Je sors du périmètre sous le regard des badauds. Beaucoup de journalistes sont groupés là, les camionnettes des régies télé sont installées non loin. Je sais qu’ils abordent les riverains pour trouver d’éventuels témoins qui étaient « aux premières loges ». Je regarde par terre et je marche vite. Je fais quelques courses, mon frigo est vide et j’imagine qu’il va falloir tenir quelque temps.
Je retrouve Tuyen. Ensemble, nous fendons la masse des journalistes et pénétrons à nouveau dans la zone bouclée. Des blessés ont été soignés dans la nuit devant son immeuble. Sur le trottoir gît un foulard ensanglanté. Devant la porte, une paire de chaussures a été laissée là. Noires, virgule blanche. Elles tiennent droit, comme si leur propriétaire s’était déchaussé calmement, ce qui me semble impossible. Depuis le balcon de Tuyen, je regarde dehors. Des bâches dérobent à la vue de la rue l’entrée du Bataclan, un tracé blanc délimite au sol l’emplacement d’un cadavre.

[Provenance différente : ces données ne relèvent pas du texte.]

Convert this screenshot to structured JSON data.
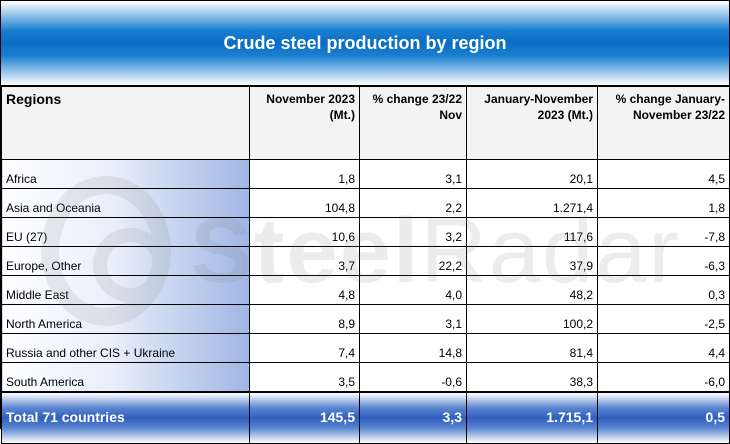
{
  "title": "Crude steel production by region",
  "headers": {
    "regions": "Regions",
    "nov_2023": "November 2023 (Mt.)",
    "pct_change_nov": "% change 23/22 Nov",
    "jan_nov_2023": "January-November 2023 (Mt.)",
    "pct_change_jan_nov": "% change January-November 23/22"
  },
  "rows": [
    {
      "region": "Africa",
      "nov": "1,8",
      "pct_nov": "3,1",
      "jan_nov": "20,1",
      "pct_jan_nov": "4,5"
    },
    {
      "region": "Asia and Oceania",
      "nov": "104,8",
      "pct_nov": "2,2",
      "jan_nov": "1.271,4",
      "pct_jan_nov": "1,8"
    },
    {
      "region": "EU (27)",
      "nov": "10,6",
      "pct_nov": "3,2",
      "jan_nov": "117,6",
      "pct_jan_nov": "-7,8"
    },
    {
      "region": "Europe, Other",
      "nov": "3,7",
      "pct_nov": "22,2",
      "jan_nov": "37,9",
      "pct_jan_nov": "-6,3"
    },
    {
      "region": "Middle East",
      "nov": "4,8",
      "pct_nov": "4,0",
      "jan_nov": "48,2",
      "pct_jan_nov": "0,3"
    },
    {
      "region": "North America",
      "nov": "8,9",
      "pct_nov": "3,1",
      "jan_nov": "100,2",
      "pct_jan_nov": "-2,5"
    },
    {
      "region": "Russia and other CIS + Ukraine",
      "nov": "7,4",
      "pct_nov": "14,8",
      "jan_nov": "81,4",
      "pct_jan_nov": "4,4"
    },
    {
      "region": "South America",
      "nov": "3,5",
      "pct_nov": "-0,6",
      "jan_nov": "38,3",
      "pct_jan_nov": "-6,0"
    }
  ],
  "total": {
    "region": "Total 71 countries",
    "nov": "145,5",
    "pct_nov": "3,3",
    "jan_nov": "1.715,1",
    "pct_jan_nov": "0,5"
  },
  "watermark": {
    "text_bold": "Steel",
    "text_light": "Radar",
    "icon": "steelradar-logo-icon"
  },
  "colors": {
    "title_blue": "#0a6cc4",
    "total_blue": "#2f5fbf",
    "region_gradient_end": "#9fb6e4"
  }
}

Des policiers s’affairent encore. À la terrasse du Bataclan Café qui jouxte la salle de concert, j’aperçois l’une des tables de bistrot renversée et une chaise à terre. Depuis la veille, rien n’a bougé. Le décor est de glace.
À l’intérieur, on se tient chaud. On regarde les infos sur nos téléphones, on évite d’allumer la télé. Les enfants jouent avec des armes imaginaires, un bâton, une épée. Ils miment des scènes de guerre. Le plus petit, qui a 4 ans, a ressorti son déguisement complet de policier, casquette comprise. Sa mère me glisse que c’est la première fois qu’il s’en sert.